LEGUMES ET DIAMANTS
Le monde de Truc-Anh se déploie dans une forme éclatée dont les extrémités tiennent par une force mystérieuse de gravitation. Il n’est que de regarder les deux séries de photographies qu’il présente ici: 88 Doors et L’Opéra de Stanley pour s’en convaincre.
On est d’abord frappé par ses Doors, qui s’annoncent comme un compte à rebours infernal : traumatisé par une échelle inidentifiable, on ne peut que se faire happer par cette multitude de détails et de contorsions émanant d’un noir limbique. Cette série est constituée de photographies montrant chacune une babiole agrandie et transmutée en phénomène physique : une bague de seconde main devient un maelstrom ou s’approprie tout à coup la sophistication de l’anneau des Nibelungen.

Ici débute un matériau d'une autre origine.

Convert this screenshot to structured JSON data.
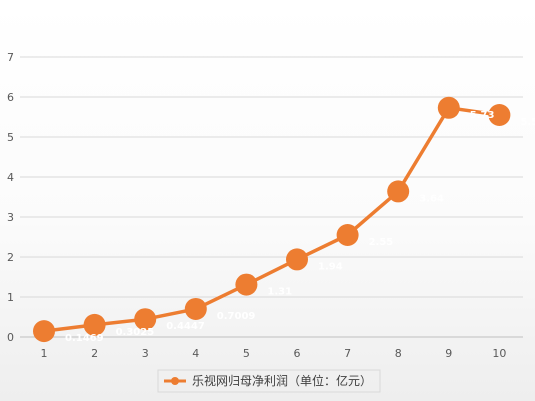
{
  "chart_data": {
    "type": "line",
    "x": [
      1,
      2,
      3,
      4,
      5,
      6,
      7,
      8,
      9,
      10
    ],
    "series": [
      {
        "name": "乐视网归母净利润（单位：亿元）",
        "values": [
          0.1469,
          0.3025,
          0.4447,
          0.7009,
          1.31,
          1.94,
          2.55,
          3.64,
          5.73,
          5.55
        ],
        "labels": [
          "0.1469",
          "0.3025",
          "0.4447",
          "0.7009",
          "1.31",
          "1.94",
          "2.55",
          "3.64",
          "5.73",
          "5.55"
        ]
      }
    ],
    "ylim": [
      0,
      7
    ],
    "yticks": [
      "0",
      "1",
      "2",
      "3",
      "4",
      "5",
      "6",
      "7"
    ],
    "xticks": [
      "1",
      "2",
      "3",
      "4",
      "5",
      "6",
      "7",
      "8",
      "9",
      "10"
    ],
    "grid": true,
    "legend_position": "bottom",
    "colors": {
      "series": "#ED7D31",
      "grid": "#D9D9D9",
      "axis_text": "#595959",
      "data_label": "#FFFFFF"
    }
  }
}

Il ne s’agit pas simplement d’un changement d’échelle mais d’une métamorphose.
La deuxième série concerne Stanley, personnage solitaire évoluant dans des espaces vampirisés : Truc-Anh, paré de sa grenouillère rose, a effectué ces autoportraits dans les paysages désertiques de Norvège ou d’Amérique… On pense au personnage muet et amnésique de Paris-Texas, de Wim Wenders. C’est qu’il faut demeurer isolé, délibérément, pour promouvoir (et incarner) aujourd’hui un héros dont les aventures désuètes ne sont pas dépourvues d’une note existentielle. Le titre souligne la dimension narrative et polyphonique de cette série inaugurée en 2007 qui s’attache à « la représentation de quelques vies et de quelques morts ».
La rime visuelle qui assujettit Stanley à ses multiples réapparitions est la même qui mène à la perte des repères dans la série 88 Doors : leur motif répété fatigue l’œil toujours à la recherche d’un espace où se reposer tel Stanley dans Stanley regarde les WSOP ou Stanley chez les Incas. C’est paradoxalement leur exacte définition, la fidélité de leur rendu, qui révèle de ces pacotilles des aspects inattendus, surréels et déroutants.
Présentées ensemble, ces deux séries se réfléchissent et sont appuyées de sculptures qui semblent poser comme l’antidote d’un trop-plein d’ésotérisme et nuancer le spectaculaire envoûtement des Doors : Truc-Anh, magicien peu soucieux de révéler ses habiletés nous dévoile ses effets d’optique dans du handmade. Le pliage intitulé I was loved ramène concrètement aux surplis des Doors et à l’impression d’expansion qu’ils procurent.
Après les surfeurs et les plieurs de papier, Truc-Anh se montre un allié tardif de Gilles Deleuze, fasciné lui aussi par le pli.